Dragoon has regularly explored the dimensional bleed separating prog, pop, and punk, and as one might gather from the cover art, this time around the band is sampling from the warmer, headier regions without giving up any of the rock or giving into trippy indulgences. Nothing about Dragoon's debut album, The Offending Party, will prepare listeners for the rock choir harmonies (think Journey's "Feeling That Way"), earnest acoustic guitars, madrigal-inspired solos, and falsetto voices that color This Galaxy Is but a Nursery.

Party was noisier and steeped in the grimy Southern art-rock aesthetic of Lamkins and Gallimore's '90s-era band, the Grifters. Careful listeners may still hear traces of that when Lamkins' melodic bass lines wander across Gallimore's harder drumming, but this often sounds like a completely different band, with Matthews' vocals way up front.

"I wasn't happy with most of the first record, but I didn't intend to ever release it," Lamkins says. "What sucked about it was we'd started out using all our various old four-track cassette machines, primarily the one the Grifters used to record on, and then to add the vocal tracks I was transferring it to the computer. Well, I didn't really know what I was doing and learned along the way. So some of the songs, like 'If You Say So,' came out sounding horrible."

Galaxy isn't exactly a throwback, but it barely acknowledges that the last two (and sometimes three or four) decades ever happened. Side one's "Be in My Movie" sounds a little like early Guided by Voices, and "Cowcatcher" has a Pavement-like bounce to it. Lamkins' song "Sold" has been performed, in some version or another, by virtually every band he's been in and first appeared on the Paper Plates' first and only CD. Otherwise, this diverse collection of songs is a completely different trip through time and space, with unexpected hat-tips to epic rock acts like Queen."You can compare us to Sweet," Lamkins says.

It's a joke, but if "Teenage Rampage" hadn't already been written, it's not hard to imagine Dragoon writing it.

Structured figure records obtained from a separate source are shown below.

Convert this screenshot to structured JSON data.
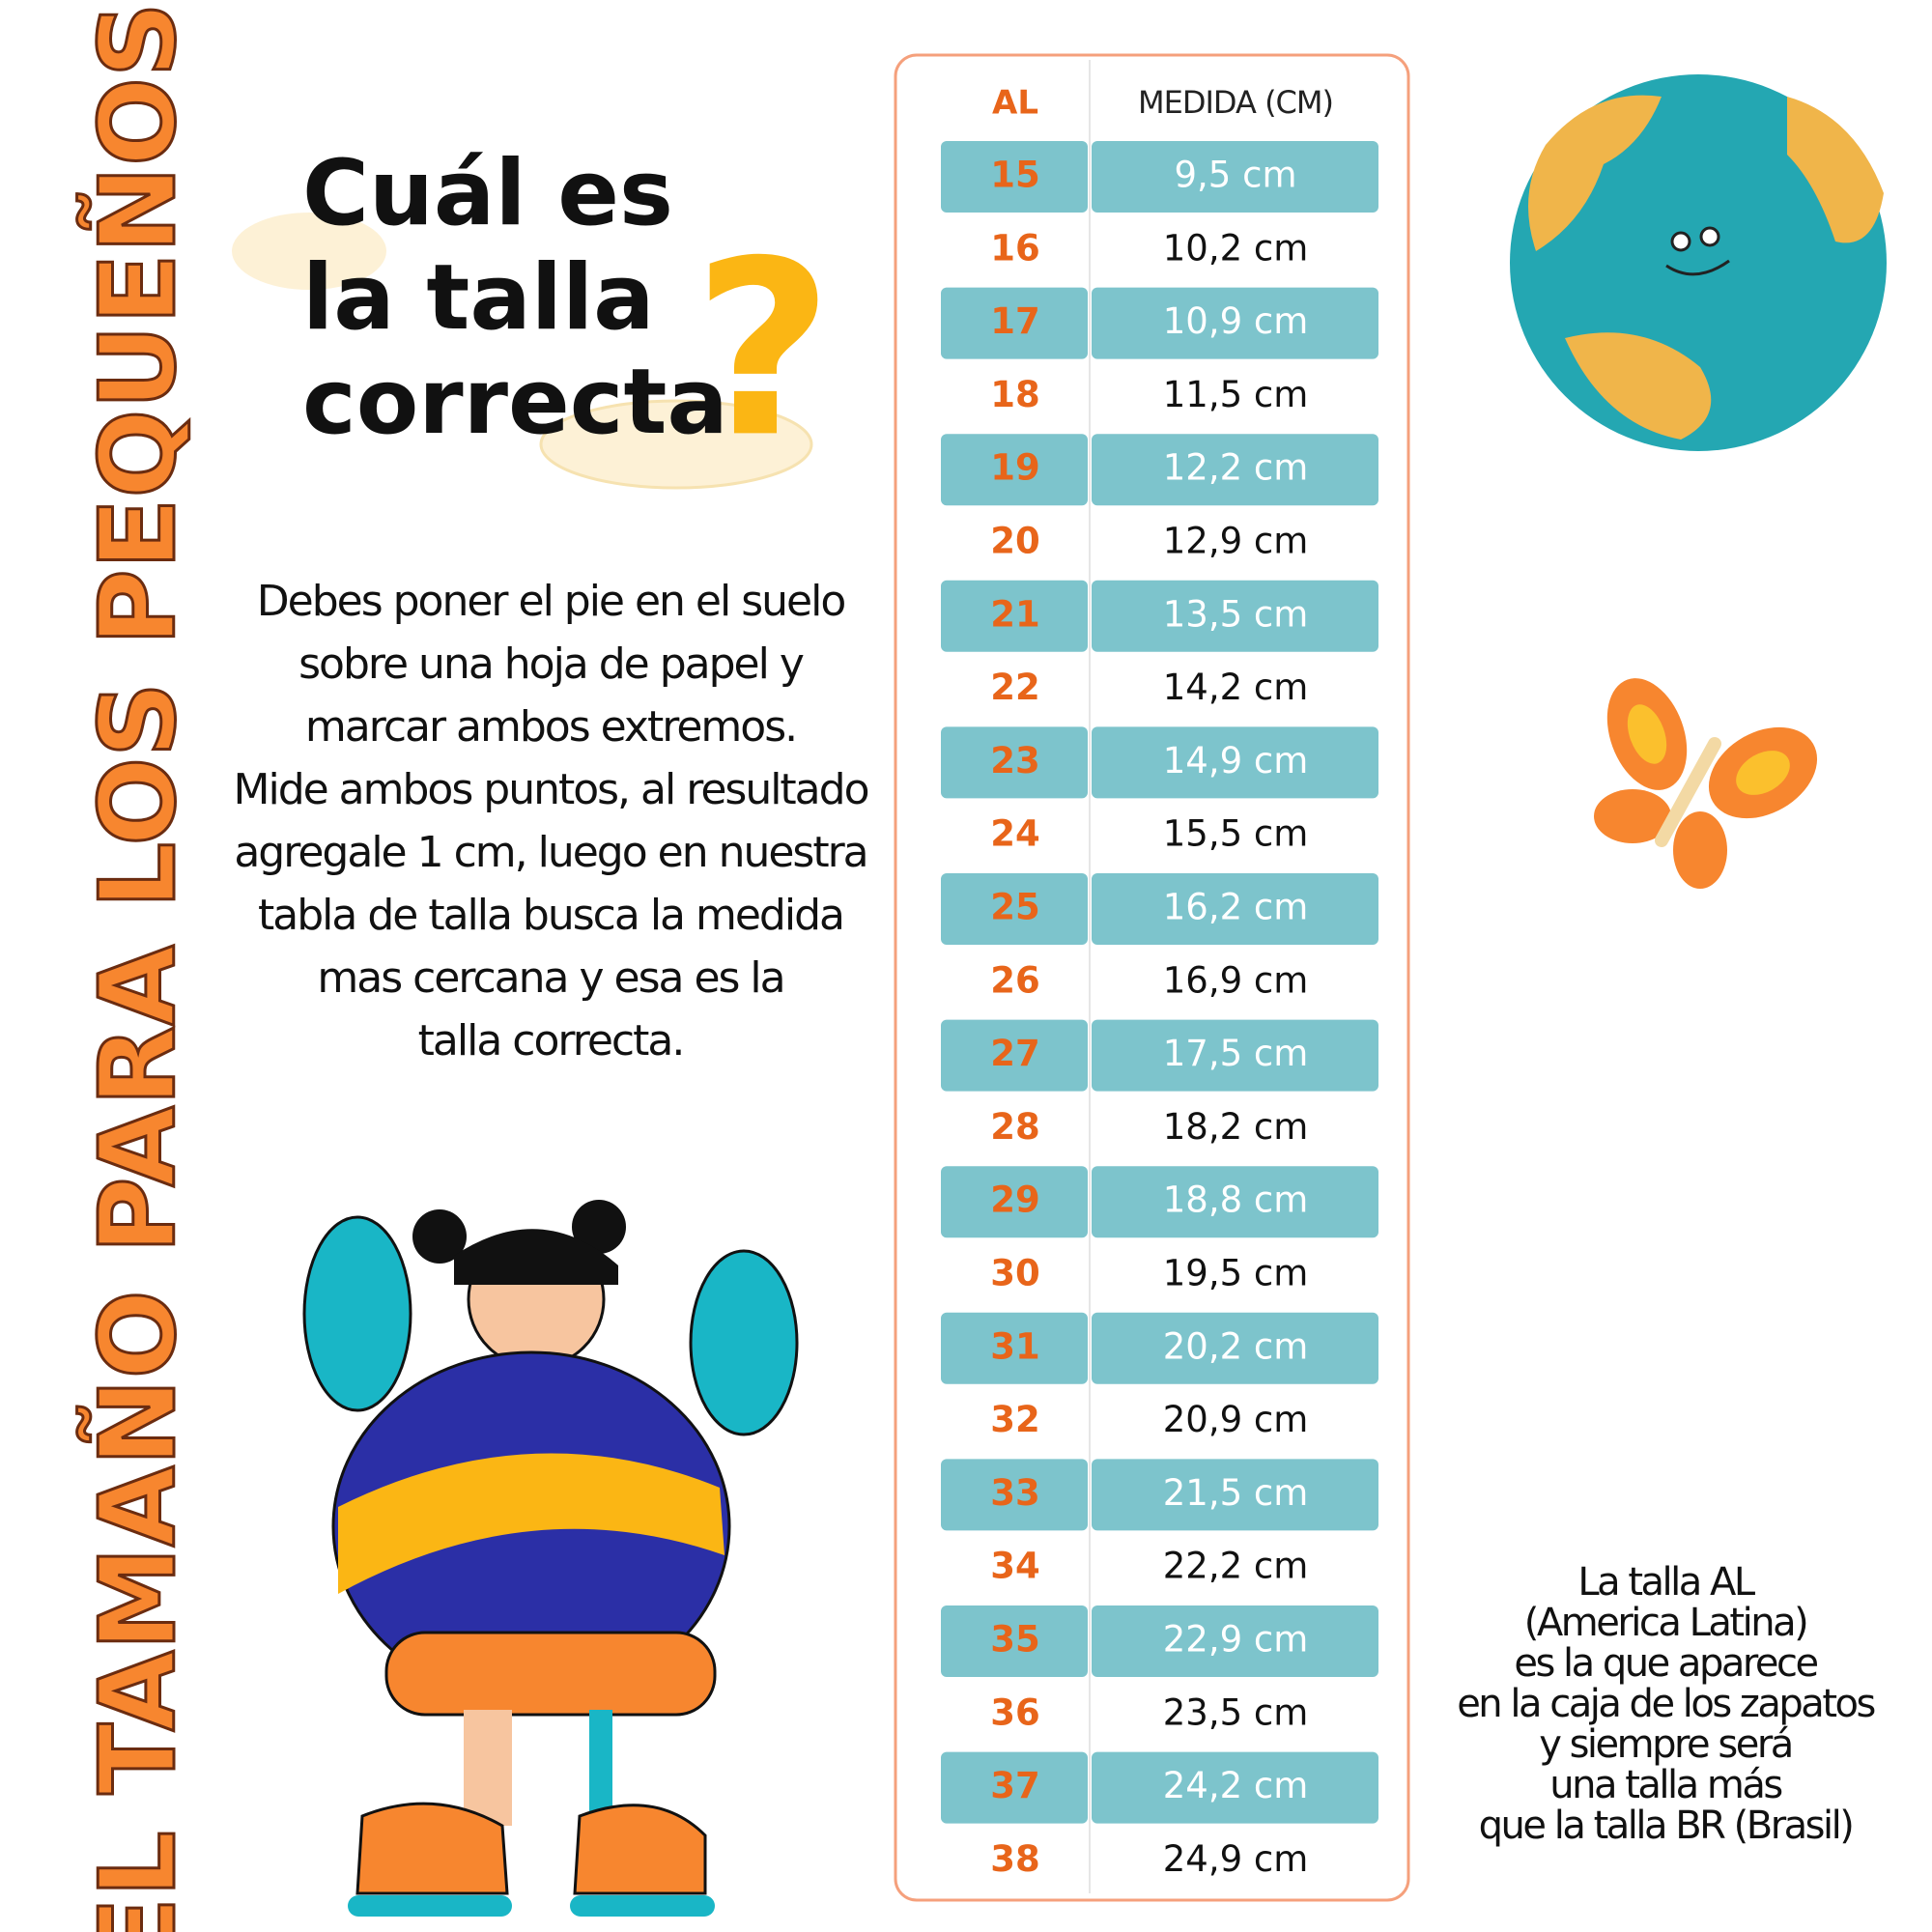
{
  "side_title": "EL TAMAÑO PARA LOS PEQUEÑOS",
  "heading": [
    "Cuál es",
    "la talla",
    "correcta"
  ],
  "instructions": [
    "Debes poner el pie en el suelo",
    "sobre una hoja de papel y",
    "marcar ambos extremos.",
    "Mide ambos puntos, al resultado",
    "agregale 1 cm, luego en nuestra",
    "tabla de talla busca la medida",
    "mas cercana y esa es la",
    "talla correcta."
  ],
  "table": {
    "header": [
      "AL",
      "MEDIDA (CM)"
    ],
    "rows": [
      [
        "15",
        "9,5 cm"
      ],
      [
        "16",
        "10,2 cm"
      ],
      [
        "17",
        "10,9 cm"
      ],
      [
        "18",
        "11,5 cm"
      ],
      [
        "19",
        "12,2 cm"
      ],
      [
        "20",
        "12,9 cm"
      ],
      [
        "21",
        "13,5 cm"
      ],
      [
        "22",
        "14,2 cm"
      ],
      [
        "23",
        "14,9 cm"
      ],
      [
        "24",
        "15,5 cm"
      ],
      [
        "25",
        "16,2 cm"
      ],
      [
        "26",
        "16,9 cm"
      ],
      [
        "27",
        "17,5 cm"
      ],
      [
        "28",
        "18,2 cm"
      ],
      [
        "29",
        "18,8 cm"
      ],
      [
        "30",
        "19,5 cm"
      ],
      [
        "31",
        "20,2 cm"
      ],
      [
        "32",
        "20,9 cm"
      ],
      [
        "33",
        "21,5 cm"
      ],
      [
        "34",
        "22,2 cm"
      ],
      [
        "35",
        "22,9 cm"
      ],
      [
        "36",
        "23,5 cm"
      ],
      [
        "37",
        "24,2 cm"
      ],
      [
        "38",
        "24,9 cm"
      ]
    ]
  },
  "note": [
    "La talla AL",
    "(America Latina)",
    "es la que aparece",
    "en la caja de los zapatos",
    "y siempre será",
    "una talla más",
    "que la talla BR (Brasil)"
  ]
}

Lamkins was reticent to switch over to an all-digital recording process, but his trusty four-track died and the leap was made. "It hasn't really been that big of a deal," he says. "In fact, I love it, and as a result, the new record just sounds so much better."

"Another thing: This record was really mastered," says Matthews, name-checking former Island Records A&R man Jesse Obstbaum, who released Galaxy on his indie label LA's Fine.

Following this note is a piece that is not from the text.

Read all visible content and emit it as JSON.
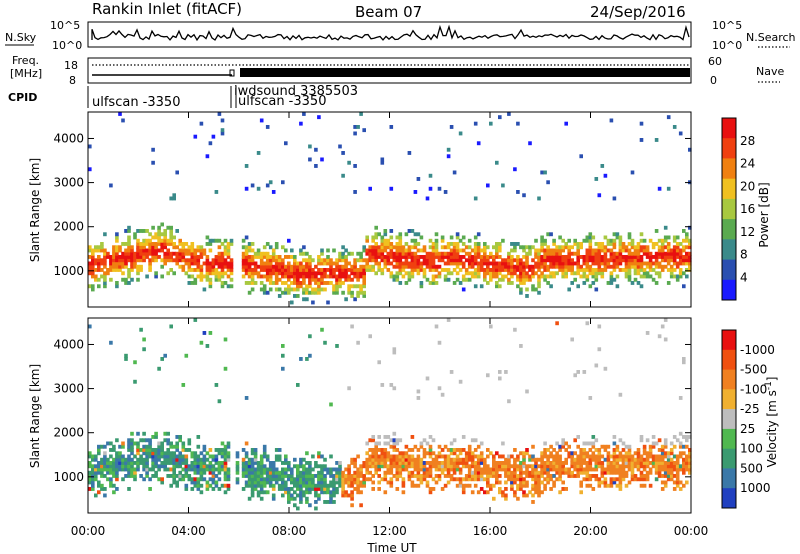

"Fortunately for us, Jesse is still in the business and knows some serious pros out in Cali," says Lamkins, who first met Obstbaum in the '90s when Island was flirting with the Grifters. "We're elated with the way the new record sounds."

This Galaxy Is but a Nursery was originally intended as a seven-song digital release but grew into a full LP.

"Jesse came back to us and said the EP was great, but the way the vinyl market works now you need bonus songs," Matthews says. In the scramble for material to fill side two, Dragoon ended up including a handful of cheerier-than-usual songs Matthews originally recorded for his personal Bandcamp page.

"I was initially dead set against using those songs," Matthews says of his personal material. "'Vicinity' is very much a romantic love song. But then Tripp would put them together and play them on the CD, and I could hear it."

"'Vicinity' is the greatest love song I've ever had the pleasure of being associated with," Lamkins says.